An Image-Based Class Retrieval System for Roman Republican Coins

Entropy (Basel). 2020 Jul 22;22(8):799. doi: 10.3390/e22080799.

Abstract

We propose an image-based class retrieval system for ancient Roman Republican coins that can be instrumental in various archaeological applications such as museums, Numismatics study, and even online auctions websites. For such applications, the aim is not only classification of a given coin, but also the retrieval of its information from standard reference book. Such classification and information retrieval is performed by our proposed system via a user friendly graphical user interface (GUI). The query coin image gets matched with exemplar images of each coin class stored in the database. The retrieved coin classes are then displayed in the GUI along with their descriptions from a reference book.
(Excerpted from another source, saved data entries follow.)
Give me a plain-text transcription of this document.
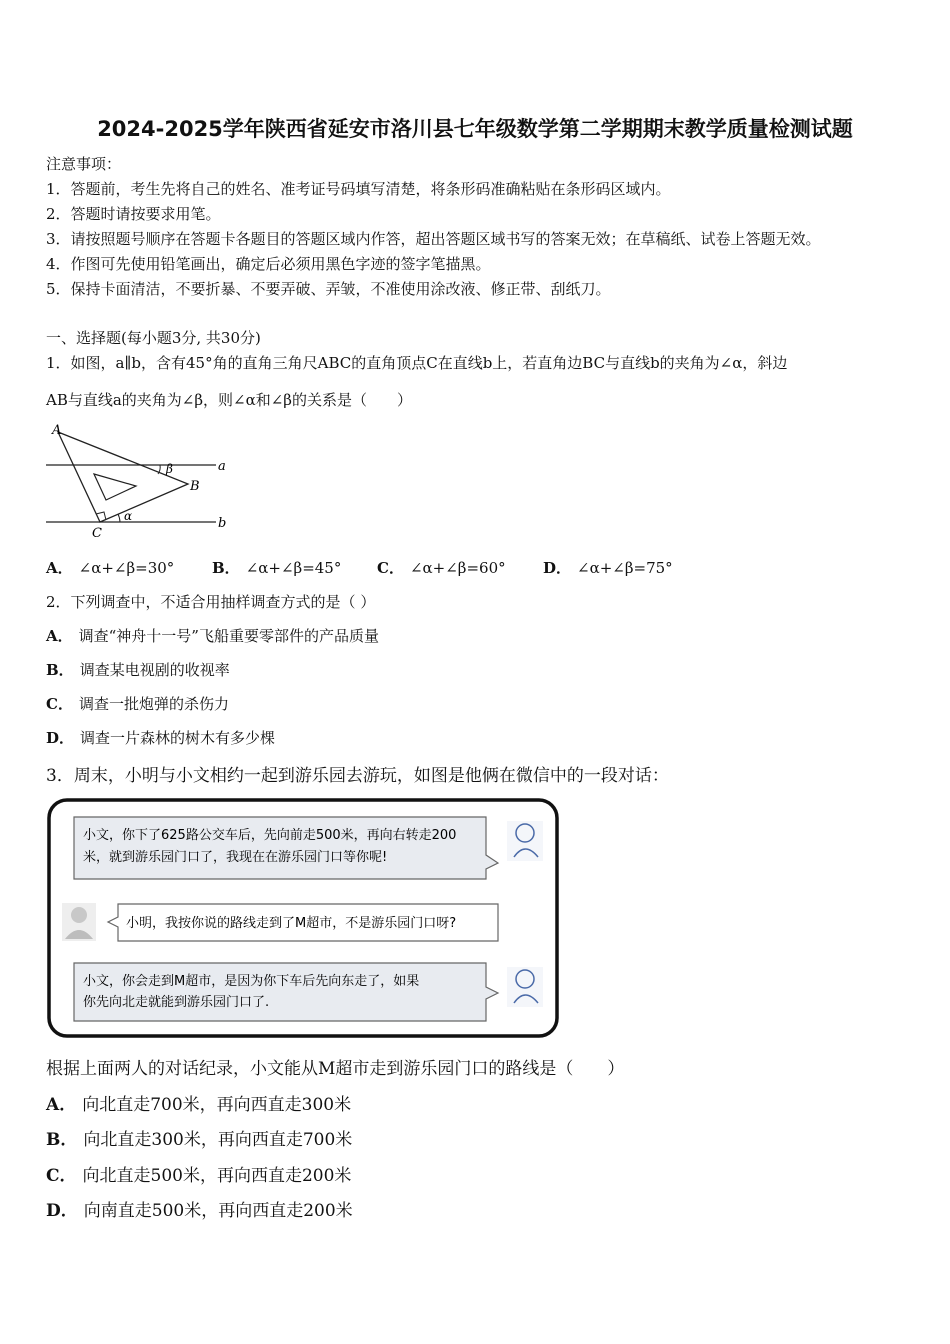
2024-2025学年陕西省延安市洛川县七年级数学第二学期期末教学质量检测试题
注意事项：
1．答题前，考生先将自己的姓名、准考证号码填写清楚，将条形码准确粘贴在条形码区域内。
2．答题时请按要求用笔。
3．请按照题号顺序在答题卡各题目的答题区域内作答，超出答题区域书写的答案无效；在草稿纸、试卷上答题无效。
4．作图可先使用铅笔画出，确定后必须用黑色字迹的签字笔描黑。
5．保持卡面清洁，不要折暴、不要弄破、弄皱，不准使用涂改液、修正带、刮纸刀。
一、选择题(每小题3分, 共30分)
1．如图，a∥b，含有45°角的直角三角尺ABC的直角顶点C在直线b上，若直角边BC与直线b的夹角为∠α，斜边
AB与直线a的夹角为∠β，则∠α和∠β的关系是（　　）
A
B
C
a
b
α
β
A． ∠α+∠β=30°	B． ∠α+∠β=45° C． ∠α+∠β=60° D． ∠α+∠β=75°
2．下列调查中，不适合用抽样调查方式的是（ ）
A． 调查“神舟十一号”飞船重要零部件的产品质量
B． 调查某电视剧的收视率
C． 调查一批炮弹的杀伤力
D． 调查一片森林的树木有多少棵
3．周末，小明与小文相约一起到游乐园去游玩，如图是他俩在微信中的一段对话：
小文，你下了625路公交车后，先向前走500米，再向右转走200
米，就到游乐园门口了，我现在在游乐园门口等你呢!
小明，我按你说的路线走到了M超市，不是游乐园门口呀?
小文，你会走到M超市，是因为你下车后先向东走了，如果
你先向北走就能到游乐园门口了.
根据上面两人的对话纪录，小文能从M超市走到游乐园门口的路线是（　　）
A． 向北直走700米，再向西直走300米
B． 向北直走300米，再向西直走700米
C． 向北直走500米，再向西直走200米
D． 向南直走500米，再向西直走200米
However, it is highly impractical to match a query image with each of the class exemplar images as there are 10 exemplar images for each of the 60 coin classes. Similarly, displaying all the retrieved coin classes and their respective information in the GUI will cause user inconvenience. Consequently, to avoid such brute-force matching, we incrementally vary the number of matches per class to find the least matches attaining the maximum classification accuracy. In a similar manner, we also extend the search space for coin class to find the minimal number of retrieved classes that achieve maximum classification accuracy. On the current dataset, our system successfully attains a classification accuracy of 99% for five matches per class such that the top ten retrieved classes are considered. As a result, the computational complexity is reduced by matching the query image with only half of the exemplar images per class. In addition, displaying the top 10 retrieved classes is far more convenient than displaying all 60 classes.

Keywords: image classification; image entropy; image processing.